Ian Jeffs, UK&I Country General Manager, Lenovo Infrastructure Solutions Group (ISG)

 

 

“This milestone in the EU AI Act is an important step in giving businesses greater clarity as AI moves from experimentation to large-scale deployment across Europe. The Commission’s forthcoming guidance on high-risk classification and post-market monitoring will be critical in helping organizations operationalize compliance in a consistent and practical way.

“Our latest CIO research shows Europe is at an AI inflection point: while 57% of organizations in Europe and the Middle East are already approaching or in late-stage AI adoption, only 27% have a comprehensive AI governance framework in place. The AI Act helps close that gap by reinforcing trust, accountability and transparency as enablers of innovation rather than barriers.

“As AI scales across hybrid and edge environments, risk-based and implementation-focused regulation will be essential to sustaining Europe’s competitiveness. This moment should be seen not just as a compliance deadline, but as an opportunity to embed responsible AI practices into enterprise AI strategies from day one.”

 

Adam Spearing, VP of AI GTM ServiceNow EMEA

 

 

“February 2026 marks a pivotal moment as the EU AI Act moves from intent to execution. The Commission’s work on post-market monitoring and clearer guidance on high-risk AI systems will give organisations the clarity they need to adopt AI responsibly and at scale.

“Crucially, this milestone reinforces Europe’s ambition to lead through responsible innovation. Clear rules don’t slow innovation – they prevent the technical debt that comes from bolting on governance after the fact. As with GDPR, Europe has the opportunity to shape global standards while driving real economic value.

“As I see it: reactive AI governance is a hindrance; proactive AI governance is an accelerator to business value. The next challenge is what I call ‘governed acceleration’ – operationalising these rules by embedding governance directly into everyday workflows. Organisations must balance speed with accountability. Those that succeed will turn compliance into a competitive advantage and help ensure AI becomes a long-term growth engine for Europe.”

 

Christian Kleinerman, EVP Product, Snowflake

 

 

“The EU AI Act’s new guidelines are a defining moment for AI in Europe, in advocating for the safe and responsible use of AI. The AI Act’s risk-based approach is especially important because it focuses regulation on how AI is deployed and used, rather than treating all AI systems equally. By elevating AI literacy as a core requirement, the EU is putting people at the center of AI’s discourse. As AI evolves to become more autonomous and drive business decision-making, trust and safety are essential foundations to the skills and platforms we rely on.

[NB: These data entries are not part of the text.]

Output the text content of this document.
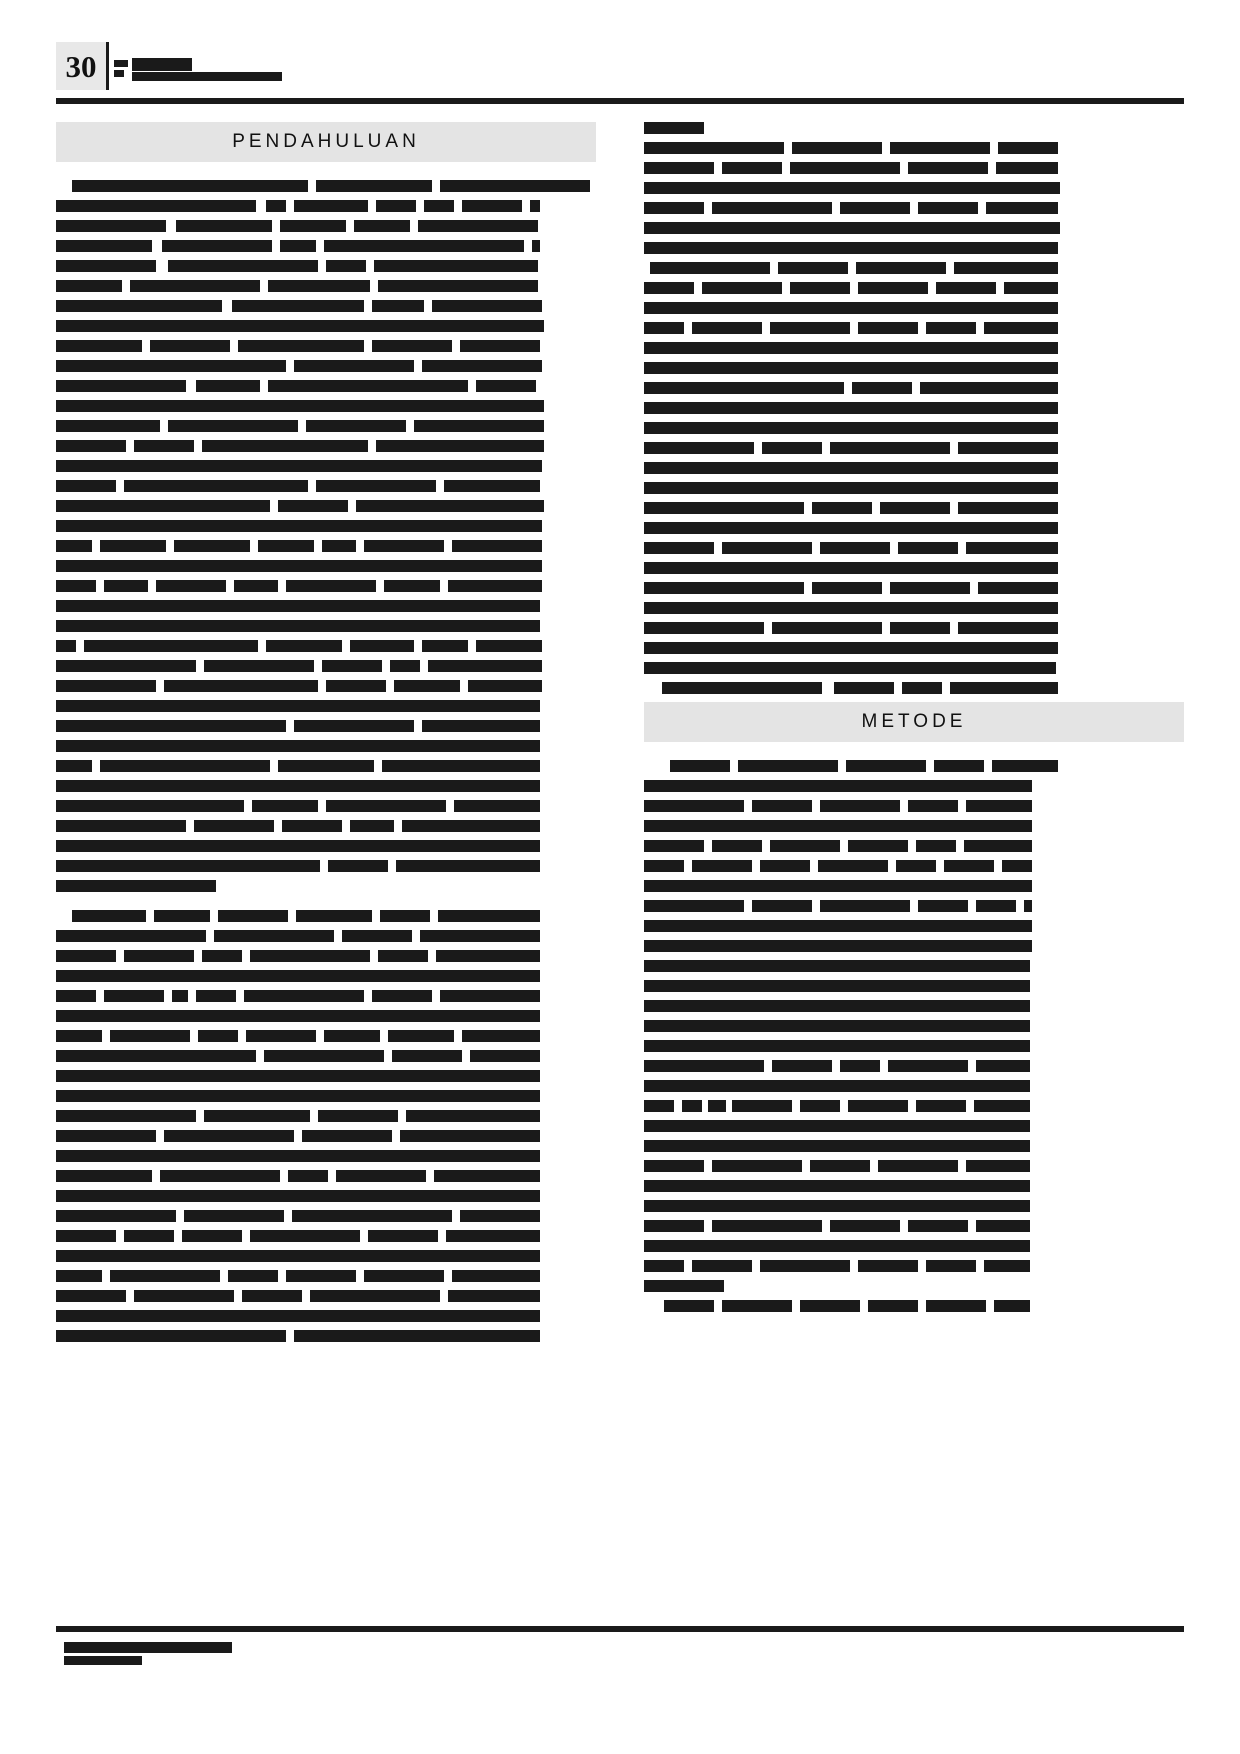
30
PENDAHULUAN
METODE
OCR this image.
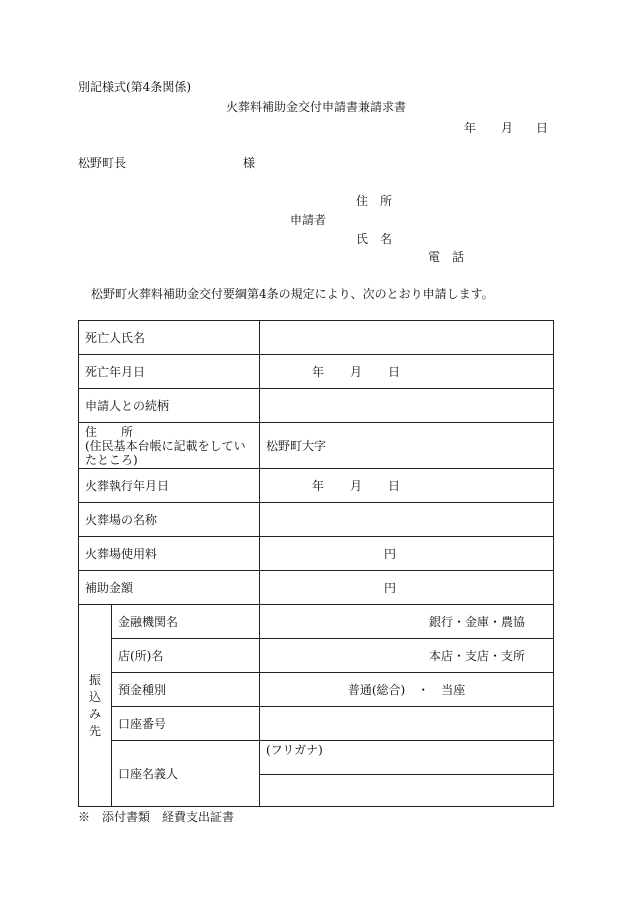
別記様式(第4条関係)
火葬料補助金交付申請書兼請求書
年 月 日
松野町長	様
住　所
申請者
氏　名
電　話
松野町火葬料補助金交付要綱第4条の規定により、次のとおり申請します。
死亡人氏名		
死亡年月日		年 月 日
申請人との続柄		

住　　所
(住民基本台帳に記載をしていたところ)		松野町大字
火葬執行年月日		年 月 日
火葬場の名称		
火葬場使用料		円
補助金額		円

振
込
み
先	金融機関名	銀行・金庫・農協
	店(所)名	本店・支店・支所
	預金種別	普通(総合)　・　当座
	口座番号	
	口座名義人	(フリガナ)

※　添付書類　経費支出証書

“With the regulatory landscape taking shape, businesses must place a greater focus on transparency, traceability, and auditability. This will ensure they have the right frameworks in place to meet their respective obligations. For many organizations, the biggest challenge isn’t the models themselves, but understanding and governing how AI systems interact with sensitive data and business processes.

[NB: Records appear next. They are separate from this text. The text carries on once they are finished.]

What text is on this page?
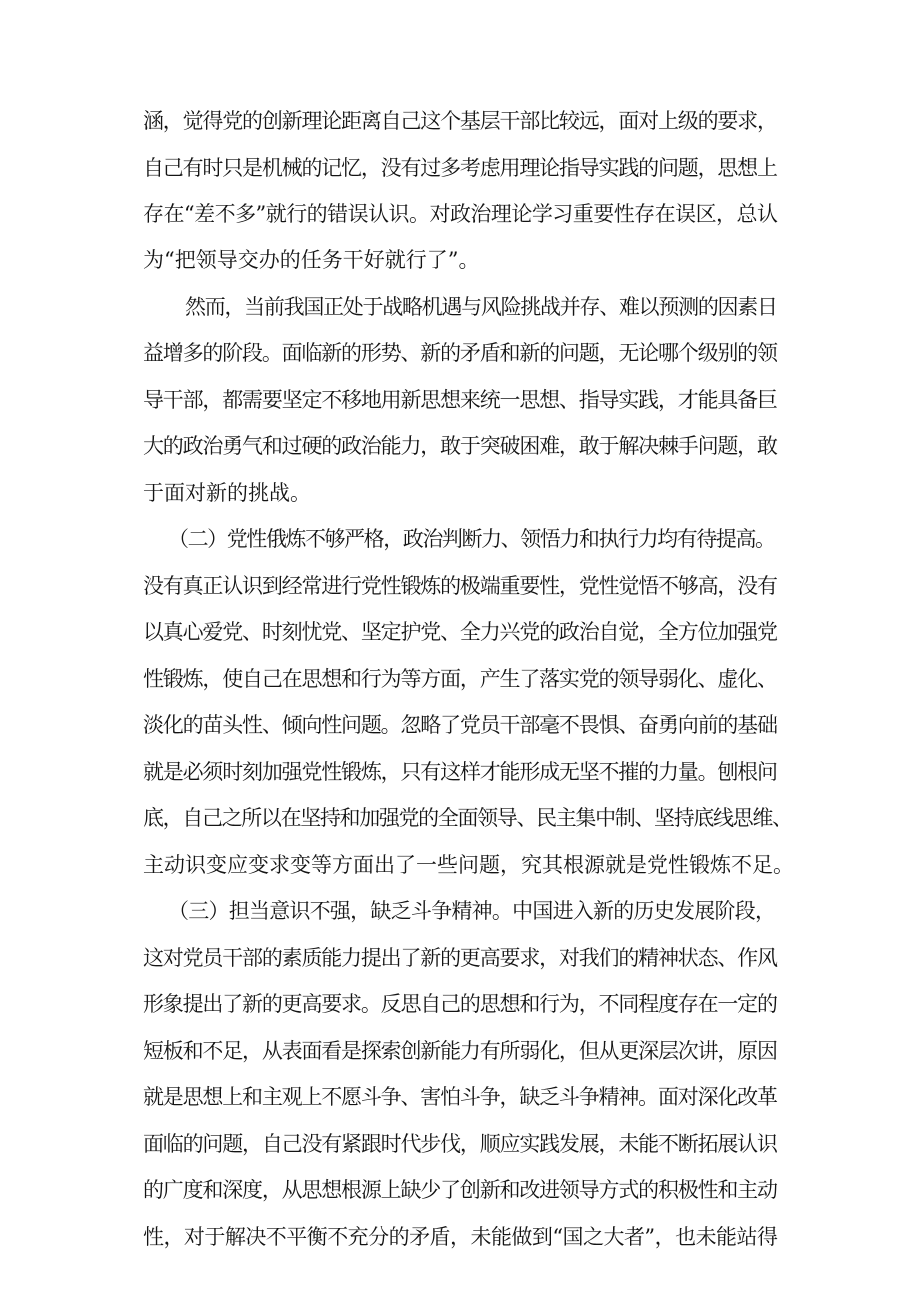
涵，觉得党的创新理论距离自己这个基层干部比较远，面对上级的要求，
自己有时只是机械的记忆，没有过多考虑用理论指导实践的问题，思想上
存在“差不多”就行的错误认识。对政治理论学习重要性存在误区，总认
为“把领导交办的任务干好就行了”。
然而，当前我国正处于战略机遇与风险挑战并存、难以预测的因素日
益增多的阶段。面临新的形势、新的矛盾和新的问题，无论哪个级别的领
导干部，都需要坚定不移地用新思想来统一思想、指导实践，才能具备巨
大的政治勇气和过硬的政治能力，敢于突破困难，敢于解决棘手问题，敢
于面对新的挑战。
（二）党性俄炼不够严格，政治判断力、领悟力和执行力均有待提高。
没有真正认识到经常进行党性锻炼的极端重要性，党性觉悟不够高，没有
以真心爱党、时刻忧党、坚定护党、全力兴党的政治自觉，全方位加强党
性锻炼，使自己在思想和行为等方面，产生了落实党的领导弱化、虚化、
淡化的苗头性、倾向性问题。忽略了党员干部毫不畏惧、奋勇向前的基础
就是必须时刻加强党性锻炼，只有这样才能形成无坚不摧的力量。刨根问
底，自己之所以在坚持和加强党的全面领导、民主集中制、坚持底线思维、
主动识变应变求变等方面出了一些问题，究其根源就是党性锻炼不足。
（三）担当意识不强，缺乏斗争精神。中国进入新的历史发展阶段，
这对党员干部的素质能力提出了新的更高要求，对我们的精神状态、作风
形象提出了新的更高要求。反思自己的思想和行为，不同程度存在一定的
短板和不足，从表面看是探索创新能力有所弱化，但从更深层次讲，原因
就是思想上和主观上不愿斗争、害怕斗争，缺乏斗争精神。面对深化改革
面临的问题，自己没有紧跟时代步伐，顺应实践发展，未能不断拓展认识
的广度和深度，从思想根源上缺少了创新和改进领导方式的积极性和主动
性，对于解决不平衡不充分的矛盾，未能做到“国之大者”，也未能站得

“This shift creates a real opportunity for European organizations. Balancing innovation with compliance doesn’t mean slowing down, it means designing systems where regulatory requirements are built in by default, not managed manually or bolted on later. When governance, security, and monitoring are native to a platform, teams can innovate faster because they’re not constantly reinventing guardrails. Companies that move fast and earn trust in AI will be the ones that unlock a competitive advantage.

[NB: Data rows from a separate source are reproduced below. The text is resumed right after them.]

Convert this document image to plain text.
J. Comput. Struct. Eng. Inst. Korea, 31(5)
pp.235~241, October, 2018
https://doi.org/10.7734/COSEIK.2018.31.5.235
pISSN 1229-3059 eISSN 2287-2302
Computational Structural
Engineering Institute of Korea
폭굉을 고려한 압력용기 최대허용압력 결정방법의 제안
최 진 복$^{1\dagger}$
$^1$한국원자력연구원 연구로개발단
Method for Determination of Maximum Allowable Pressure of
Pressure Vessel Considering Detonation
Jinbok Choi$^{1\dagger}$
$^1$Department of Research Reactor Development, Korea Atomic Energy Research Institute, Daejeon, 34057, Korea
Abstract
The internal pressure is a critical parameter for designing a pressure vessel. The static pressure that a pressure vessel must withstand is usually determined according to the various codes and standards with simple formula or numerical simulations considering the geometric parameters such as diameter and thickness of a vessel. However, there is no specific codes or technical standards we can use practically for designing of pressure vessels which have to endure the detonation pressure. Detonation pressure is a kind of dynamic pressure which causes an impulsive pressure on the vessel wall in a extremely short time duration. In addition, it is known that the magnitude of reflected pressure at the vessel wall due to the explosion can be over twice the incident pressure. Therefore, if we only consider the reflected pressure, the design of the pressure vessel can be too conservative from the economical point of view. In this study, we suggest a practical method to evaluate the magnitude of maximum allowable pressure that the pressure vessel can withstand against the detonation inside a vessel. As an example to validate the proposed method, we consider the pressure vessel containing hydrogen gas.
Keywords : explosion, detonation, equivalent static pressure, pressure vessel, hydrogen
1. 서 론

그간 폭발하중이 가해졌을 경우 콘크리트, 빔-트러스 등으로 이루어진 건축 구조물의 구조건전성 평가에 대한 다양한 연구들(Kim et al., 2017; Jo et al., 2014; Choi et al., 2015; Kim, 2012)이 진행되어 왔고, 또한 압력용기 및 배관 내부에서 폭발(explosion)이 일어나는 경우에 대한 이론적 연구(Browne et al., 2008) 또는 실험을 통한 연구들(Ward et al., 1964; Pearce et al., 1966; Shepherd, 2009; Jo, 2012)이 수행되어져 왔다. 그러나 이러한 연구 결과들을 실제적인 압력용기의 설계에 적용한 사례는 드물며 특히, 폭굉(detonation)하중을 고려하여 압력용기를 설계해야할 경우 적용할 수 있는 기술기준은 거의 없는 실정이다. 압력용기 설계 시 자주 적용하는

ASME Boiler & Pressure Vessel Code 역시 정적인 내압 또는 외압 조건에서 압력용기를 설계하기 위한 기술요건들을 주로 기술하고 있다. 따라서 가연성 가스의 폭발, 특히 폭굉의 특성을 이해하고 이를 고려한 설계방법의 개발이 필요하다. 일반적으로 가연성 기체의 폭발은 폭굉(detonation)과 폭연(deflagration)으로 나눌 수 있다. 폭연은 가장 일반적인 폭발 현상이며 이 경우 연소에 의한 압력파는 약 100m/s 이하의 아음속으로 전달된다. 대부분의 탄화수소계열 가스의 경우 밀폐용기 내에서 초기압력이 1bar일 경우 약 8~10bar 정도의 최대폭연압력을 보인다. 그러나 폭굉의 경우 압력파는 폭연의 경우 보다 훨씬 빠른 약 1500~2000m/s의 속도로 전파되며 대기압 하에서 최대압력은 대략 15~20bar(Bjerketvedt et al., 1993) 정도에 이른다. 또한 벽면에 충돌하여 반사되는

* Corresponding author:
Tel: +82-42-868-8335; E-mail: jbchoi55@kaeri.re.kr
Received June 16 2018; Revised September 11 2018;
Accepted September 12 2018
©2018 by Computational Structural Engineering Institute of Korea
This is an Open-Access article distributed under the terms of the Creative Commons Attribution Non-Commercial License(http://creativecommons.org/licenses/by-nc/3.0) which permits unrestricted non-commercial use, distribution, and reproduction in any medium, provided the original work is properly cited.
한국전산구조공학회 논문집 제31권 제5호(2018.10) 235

“Responsible innovation demands partnership — across industries, with regulators, and with society at large. Leadership in AI starts with transparency, strong governance, and human oversight, ensuring that systems are explainable and not treating AI as an opaque black box. AI itself isn’t inherently good or bad, it reflects how responsibly we choose to wield it. Responsibility doesn’t stop at model design, it extends to how we prepare people and institutions for an AI-driven economy.”